I think part of the OH nurse role is to assist us not only around the home but at work to?

I hope you get some support :)


Hi Tamtam - I'm self employed so have no advice for you. I just wanted to welcome you here and say that I think Williby's advice will be very sound so please take it and contact the HR at your work place and also phone the NRAS helpline. You should be met with understanding and support - especially so young and being in pain while waiting for the meds to work. My flare ups have often been when I'm on a new drug or change of medication/ change of dose too - interesting that? Take care and keep coming here - let us know how you get on. Tilda xx


Sorry to hear you atre going thru this at such a young age. I agree with the above having been thru similar experience( altho' in th end had to retire on the grounds of ill health)

I found Occ health quite good but also got alot of help frpom my union who were really up- to date and supportive about rights under what was then Dis . Dicrim. Act. Employers are required to make reasonable adjustments to support disabled employees (RA counts in this as a chronic condition). I was given an assessment by access to work and supplied with computer equipment , special chair etc . However n)0ne of this got round pain and fatigue. I found it best to be absolutely honest with evrybopdy about my problems altho' this was difficult when people didn't get it and I worked in a very presssurised job ( social worker children and families) often needed to work late and unplanned..

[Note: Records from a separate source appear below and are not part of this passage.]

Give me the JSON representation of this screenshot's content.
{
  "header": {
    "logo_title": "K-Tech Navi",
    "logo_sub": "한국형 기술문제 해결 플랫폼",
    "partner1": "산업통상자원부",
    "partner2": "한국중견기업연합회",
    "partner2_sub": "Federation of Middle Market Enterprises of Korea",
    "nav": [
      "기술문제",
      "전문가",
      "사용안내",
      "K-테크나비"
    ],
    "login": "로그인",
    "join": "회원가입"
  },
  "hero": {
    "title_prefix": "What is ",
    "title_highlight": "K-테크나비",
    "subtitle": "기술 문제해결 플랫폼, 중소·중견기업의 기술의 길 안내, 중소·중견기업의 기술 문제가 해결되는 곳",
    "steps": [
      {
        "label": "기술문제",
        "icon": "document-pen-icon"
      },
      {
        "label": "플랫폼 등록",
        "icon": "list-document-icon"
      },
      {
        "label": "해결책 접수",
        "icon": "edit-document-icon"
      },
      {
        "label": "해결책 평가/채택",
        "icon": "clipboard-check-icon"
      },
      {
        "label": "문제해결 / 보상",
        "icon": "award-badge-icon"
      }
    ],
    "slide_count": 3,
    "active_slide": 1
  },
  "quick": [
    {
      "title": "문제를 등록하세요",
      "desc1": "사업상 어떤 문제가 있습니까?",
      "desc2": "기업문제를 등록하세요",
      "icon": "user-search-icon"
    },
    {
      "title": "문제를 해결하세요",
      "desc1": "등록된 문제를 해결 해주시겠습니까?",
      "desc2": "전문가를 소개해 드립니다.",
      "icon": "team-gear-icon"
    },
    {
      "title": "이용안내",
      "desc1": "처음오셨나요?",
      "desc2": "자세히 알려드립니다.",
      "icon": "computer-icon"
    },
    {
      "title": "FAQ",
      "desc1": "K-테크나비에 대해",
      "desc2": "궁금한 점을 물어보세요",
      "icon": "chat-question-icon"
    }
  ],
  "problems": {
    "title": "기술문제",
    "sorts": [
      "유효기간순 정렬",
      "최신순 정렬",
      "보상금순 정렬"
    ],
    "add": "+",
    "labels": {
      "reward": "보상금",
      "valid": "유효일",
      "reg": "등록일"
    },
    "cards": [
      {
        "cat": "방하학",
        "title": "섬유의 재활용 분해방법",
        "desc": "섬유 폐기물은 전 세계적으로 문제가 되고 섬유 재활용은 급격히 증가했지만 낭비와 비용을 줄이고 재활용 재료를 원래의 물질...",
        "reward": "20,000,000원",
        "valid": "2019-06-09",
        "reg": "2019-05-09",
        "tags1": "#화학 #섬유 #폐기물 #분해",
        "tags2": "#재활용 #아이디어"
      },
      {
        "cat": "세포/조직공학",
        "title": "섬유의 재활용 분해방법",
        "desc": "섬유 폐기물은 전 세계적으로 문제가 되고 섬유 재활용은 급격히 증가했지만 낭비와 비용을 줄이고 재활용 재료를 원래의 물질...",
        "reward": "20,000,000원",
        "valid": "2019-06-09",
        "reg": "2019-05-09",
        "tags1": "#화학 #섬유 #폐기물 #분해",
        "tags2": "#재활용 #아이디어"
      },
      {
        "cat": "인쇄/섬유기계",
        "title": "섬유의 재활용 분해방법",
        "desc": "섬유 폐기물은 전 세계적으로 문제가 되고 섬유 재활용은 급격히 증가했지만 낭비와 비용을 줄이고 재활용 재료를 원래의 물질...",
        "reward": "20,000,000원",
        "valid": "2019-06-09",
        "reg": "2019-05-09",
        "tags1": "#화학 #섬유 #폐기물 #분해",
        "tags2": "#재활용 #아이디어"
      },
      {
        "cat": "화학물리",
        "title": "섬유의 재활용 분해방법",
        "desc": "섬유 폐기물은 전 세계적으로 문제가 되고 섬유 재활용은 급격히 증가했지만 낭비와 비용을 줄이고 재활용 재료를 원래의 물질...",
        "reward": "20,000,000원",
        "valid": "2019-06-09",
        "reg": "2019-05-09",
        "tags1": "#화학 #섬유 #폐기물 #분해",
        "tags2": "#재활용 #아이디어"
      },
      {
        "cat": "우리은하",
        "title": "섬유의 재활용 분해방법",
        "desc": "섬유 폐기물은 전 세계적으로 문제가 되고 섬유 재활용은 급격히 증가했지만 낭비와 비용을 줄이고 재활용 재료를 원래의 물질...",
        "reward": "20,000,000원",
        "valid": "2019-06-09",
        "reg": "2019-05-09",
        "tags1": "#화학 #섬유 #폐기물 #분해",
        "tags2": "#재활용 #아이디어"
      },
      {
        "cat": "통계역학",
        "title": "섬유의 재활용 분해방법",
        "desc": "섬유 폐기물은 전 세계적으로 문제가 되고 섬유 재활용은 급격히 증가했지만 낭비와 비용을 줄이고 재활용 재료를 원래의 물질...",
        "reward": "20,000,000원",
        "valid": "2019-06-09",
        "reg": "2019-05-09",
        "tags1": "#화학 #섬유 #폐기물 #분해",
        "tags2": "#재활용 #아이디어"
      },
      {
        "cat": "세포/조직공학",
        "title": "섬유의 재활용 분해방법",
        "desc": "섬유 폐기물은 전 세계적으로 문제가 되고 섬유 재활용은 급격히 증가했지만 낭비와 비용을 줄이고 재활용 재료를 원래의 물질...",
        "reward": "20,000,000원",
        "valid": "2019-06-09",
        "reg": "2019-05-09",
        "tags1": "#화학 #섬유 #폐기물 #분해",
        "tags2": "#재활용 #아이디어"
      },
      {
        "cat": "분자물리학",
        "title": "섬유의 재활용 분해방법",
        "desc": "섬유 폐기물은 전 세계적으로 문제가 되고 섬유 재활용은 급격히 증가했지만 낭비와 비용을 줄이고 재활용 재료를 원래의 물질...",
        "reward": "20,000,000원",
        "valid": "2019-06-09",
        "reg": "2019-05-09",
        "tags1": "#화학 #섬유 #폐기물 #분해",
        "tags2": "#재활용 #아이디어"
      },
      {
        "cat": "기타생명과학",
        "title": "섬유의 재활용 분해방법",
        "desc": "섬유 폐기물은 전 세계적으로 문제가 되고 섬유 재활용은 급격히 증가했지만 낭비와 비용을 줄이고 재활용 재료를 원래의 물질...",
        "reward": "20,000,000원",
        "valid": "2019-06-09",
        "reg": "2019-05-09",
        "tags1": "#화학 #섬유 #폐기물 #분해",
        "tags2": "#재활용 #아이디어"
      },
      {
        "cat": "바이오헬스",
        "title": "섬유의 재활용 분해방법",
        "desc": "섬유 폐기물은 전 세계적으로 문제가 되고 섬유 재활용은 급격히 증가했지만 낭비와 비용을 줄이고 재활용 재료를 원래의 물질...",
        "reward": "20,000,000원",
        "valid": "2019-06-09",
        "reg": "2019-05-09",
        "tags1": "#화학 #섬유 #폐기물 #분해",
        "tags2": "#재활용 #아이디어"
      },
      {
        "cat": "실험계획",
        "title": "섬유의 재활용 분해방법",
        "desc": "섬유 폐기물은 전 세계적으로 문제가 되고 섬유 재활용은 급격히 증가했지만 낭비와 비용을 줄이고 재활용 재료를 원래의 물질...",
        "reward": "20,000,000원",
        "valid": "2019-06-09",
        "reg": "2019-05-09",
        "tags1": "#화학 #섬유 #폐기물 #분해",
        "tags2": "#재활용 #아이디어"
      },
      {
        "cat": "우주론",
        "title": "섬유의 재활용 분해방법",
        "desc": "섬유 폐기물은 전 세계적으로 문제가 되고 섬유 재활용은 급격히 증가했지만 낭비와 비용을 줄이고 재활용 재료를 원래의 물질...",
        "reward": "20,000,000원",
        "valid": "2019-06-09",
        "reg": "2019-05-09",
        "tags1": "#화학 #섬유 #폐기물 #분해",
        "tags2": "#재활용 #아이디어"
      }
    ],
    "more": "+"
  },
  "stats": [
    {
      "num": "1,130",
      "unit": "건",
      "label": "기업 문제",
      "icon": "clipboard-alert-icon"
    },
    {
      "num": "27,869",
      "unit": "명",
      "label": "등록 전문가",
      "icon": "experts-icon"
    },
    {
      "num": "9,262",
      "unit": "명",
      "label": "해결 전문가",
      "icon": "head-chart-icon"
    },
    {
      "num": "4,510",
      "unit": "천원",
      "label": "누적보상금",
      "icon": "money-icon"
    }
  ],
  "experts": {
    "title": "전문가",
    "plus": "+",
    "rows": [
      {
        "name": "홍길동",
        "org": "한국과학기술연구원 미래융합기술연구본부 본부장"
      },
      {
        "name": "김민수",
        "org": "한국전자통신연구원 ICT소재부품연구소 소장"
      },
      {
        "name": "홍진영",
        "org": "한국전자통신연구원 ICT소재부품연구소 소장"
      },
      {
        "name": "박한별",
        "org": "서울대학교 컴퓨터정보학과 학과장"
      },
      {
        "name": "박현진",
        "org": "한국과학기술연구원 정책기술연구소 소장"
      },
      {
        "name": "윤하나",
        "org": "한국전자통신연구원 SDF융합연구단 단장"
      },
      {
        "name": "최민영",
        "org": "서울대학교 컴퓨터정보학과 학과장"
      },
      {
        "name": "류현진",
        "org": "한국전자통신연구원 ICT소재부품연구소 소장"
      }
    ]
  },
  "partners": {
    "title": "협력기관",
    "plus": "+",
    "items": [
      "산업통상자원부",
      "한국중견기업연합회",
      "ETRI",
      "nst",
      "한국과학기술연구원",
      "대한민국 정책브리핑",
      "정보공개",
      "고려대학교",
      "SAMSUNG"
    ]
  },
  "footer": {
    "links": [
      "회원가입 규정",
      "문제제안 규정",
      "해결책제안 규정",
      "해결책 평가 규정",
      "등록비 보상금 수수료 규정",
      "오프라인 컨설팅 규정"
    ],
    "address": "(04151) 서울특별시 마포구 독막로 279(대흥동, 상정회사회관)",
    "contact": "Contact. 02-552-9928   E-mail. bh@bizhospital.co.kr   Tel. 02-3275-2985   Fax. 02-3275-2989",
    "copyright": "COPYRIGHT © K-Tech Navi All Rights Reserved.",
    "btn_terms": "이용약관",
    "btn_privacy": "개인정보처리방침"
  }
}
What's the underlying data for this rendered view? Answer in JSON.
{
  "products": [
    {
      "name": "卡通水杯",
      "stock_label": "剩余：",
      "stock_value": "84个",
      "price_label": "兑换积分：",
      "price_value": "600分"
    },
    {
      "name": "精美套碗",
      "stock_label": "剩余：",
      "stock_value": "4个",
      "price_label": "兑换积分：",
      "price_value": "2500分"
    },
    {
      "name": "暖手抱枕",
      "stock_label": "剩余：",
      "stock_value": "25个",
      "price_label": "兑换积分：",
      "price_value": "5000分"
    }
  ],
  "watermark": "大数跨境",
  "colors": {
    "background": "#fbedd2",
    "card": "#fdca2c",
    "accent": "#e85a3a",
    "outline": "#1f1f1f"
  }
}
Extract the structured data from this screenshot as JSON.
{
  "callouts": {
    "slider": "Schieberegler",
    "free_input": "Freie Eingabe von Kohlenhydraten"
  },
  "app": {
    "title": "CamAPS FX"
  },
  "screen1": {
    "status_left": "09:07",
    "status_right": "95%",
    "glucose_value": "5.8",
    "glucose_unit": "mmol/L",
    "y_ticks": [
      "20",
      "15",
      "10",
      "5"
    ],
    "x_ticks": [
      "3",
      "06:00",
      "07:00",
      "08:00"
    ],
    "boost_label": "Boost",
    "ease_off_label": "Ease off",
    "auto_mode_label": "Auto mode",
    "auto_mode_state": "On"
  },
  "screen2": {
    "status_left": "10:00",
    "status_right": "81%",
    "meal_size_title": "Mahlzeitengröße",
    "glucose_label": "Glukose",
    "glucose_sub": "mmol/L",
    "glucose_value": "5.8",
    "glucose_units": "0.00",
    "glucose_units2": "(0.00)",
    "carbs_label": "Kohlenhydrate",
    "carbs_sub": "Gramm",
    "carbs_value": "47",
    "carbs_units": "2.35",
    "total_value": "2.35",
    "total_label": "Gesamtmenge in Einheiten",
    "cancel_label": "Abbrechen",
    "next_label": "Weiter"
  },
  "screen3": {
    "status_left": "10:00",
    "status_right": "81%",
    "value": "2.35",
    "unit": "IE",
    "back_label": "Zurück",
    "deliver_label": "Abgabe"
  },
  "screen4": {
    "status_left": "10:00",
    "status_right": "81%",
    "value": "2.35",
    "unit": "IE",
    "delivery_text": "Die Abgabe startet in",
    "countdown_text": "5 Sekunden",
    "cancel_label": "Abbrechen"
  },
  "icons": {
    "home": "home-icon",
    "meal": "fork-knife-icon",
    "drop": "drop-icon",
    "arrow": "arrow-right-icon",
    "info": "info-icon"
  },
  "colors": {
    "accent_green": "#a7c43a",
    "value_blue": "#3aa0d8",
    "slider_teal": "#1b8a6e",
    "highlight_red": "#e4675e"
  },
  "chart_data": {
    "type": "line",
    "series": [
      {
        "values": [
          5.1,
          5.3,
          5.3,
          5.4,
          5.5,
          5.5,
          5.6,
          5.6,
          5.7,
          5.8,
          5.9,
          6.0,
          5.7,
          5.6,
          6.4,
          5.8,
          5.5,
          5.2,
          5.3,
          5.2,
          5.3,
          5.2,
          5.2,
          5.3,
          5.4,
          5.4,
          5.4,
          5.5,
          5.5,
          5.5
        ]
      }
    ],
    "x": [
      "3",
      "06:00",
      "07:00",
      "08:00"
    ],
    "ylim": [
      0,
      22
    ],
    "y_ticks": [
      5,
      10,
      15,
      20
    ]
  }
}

I thjink it is a process of wporking out what helps or hinders in managing your syptoms and getting as much support as possible from people who know their stuff and whom you can trust . When things got more difficult for me i used to take my union rep into meetings .

Also helped me tpo keep a diary to work out what was going on .

As mentioned above, you are recently diagnosed and there are lots of treatment options around now . Good luck and LOOK AFTER YORSELF!


Hi, your employers have an obligation under the Equality Act to make sure your work area is safe for you and to provide any equipment you might need to enable you to do your job. e.g. a foot rest, adjustable chair etc. I would imagine your HR dept would be on the ball about this, if not your Union will have someone who can help. Don't be afraid to ask for what will help you. NRAS have some very helpful booklets about working with RA and one for employers which tells them all about RA and how it affects you.

You don't say what treatments you are on but the standard is methotrexate + some other drugs. These should help in the long term with reducing symptoms but MTX can take up to 12 weeks before you feel the benefits. If in real pain which is bothering you and not responding, your GP can arrange for a steroid injection to calm everything down.

Hot and cold packs on affected joints can help as well. Get plenty of rest, try not to overdo things and accept you won't be as active as you once were. there will be times when you feel nothing is wrong and you can forge ahead with whatever you plan but equally there will be times when you can't and rest is what you need then.

Good luck. There is plenty of help, support and advice on this site. LavendarLady x


I assume you use a computer and also your fine motor skills counting all that money!no wonder your aching.I use a computer for about 10 mins a day and its awful.There is funding available for people who are having difficulty at work your O.T will be able to give you the number.I am being assessed for an ergonomic?MOUSE and a soft touch keyboard that is compatible with a laptop as small keyboards on laptops are not good for us, hope this helps.x


be honest with them, and seek advice from local job centre, some one l knew did, and they help him alot even at one stage cutting his hours down without losin money!! but most of be honest, it'd be easy to say thats it lm give up, if your workmates/boses see your fighting this, lm sure they;ll repect you for that the fact your will to work thru pain where others woulkd just give up n take the easy life


good officer play a good role for subordinates and company


Heya, I understand wear you are coming from. Im 22 now, but I can hardly sit down for long times, sitting down at uni is a killer. Give me a private message if you chat or ask anything.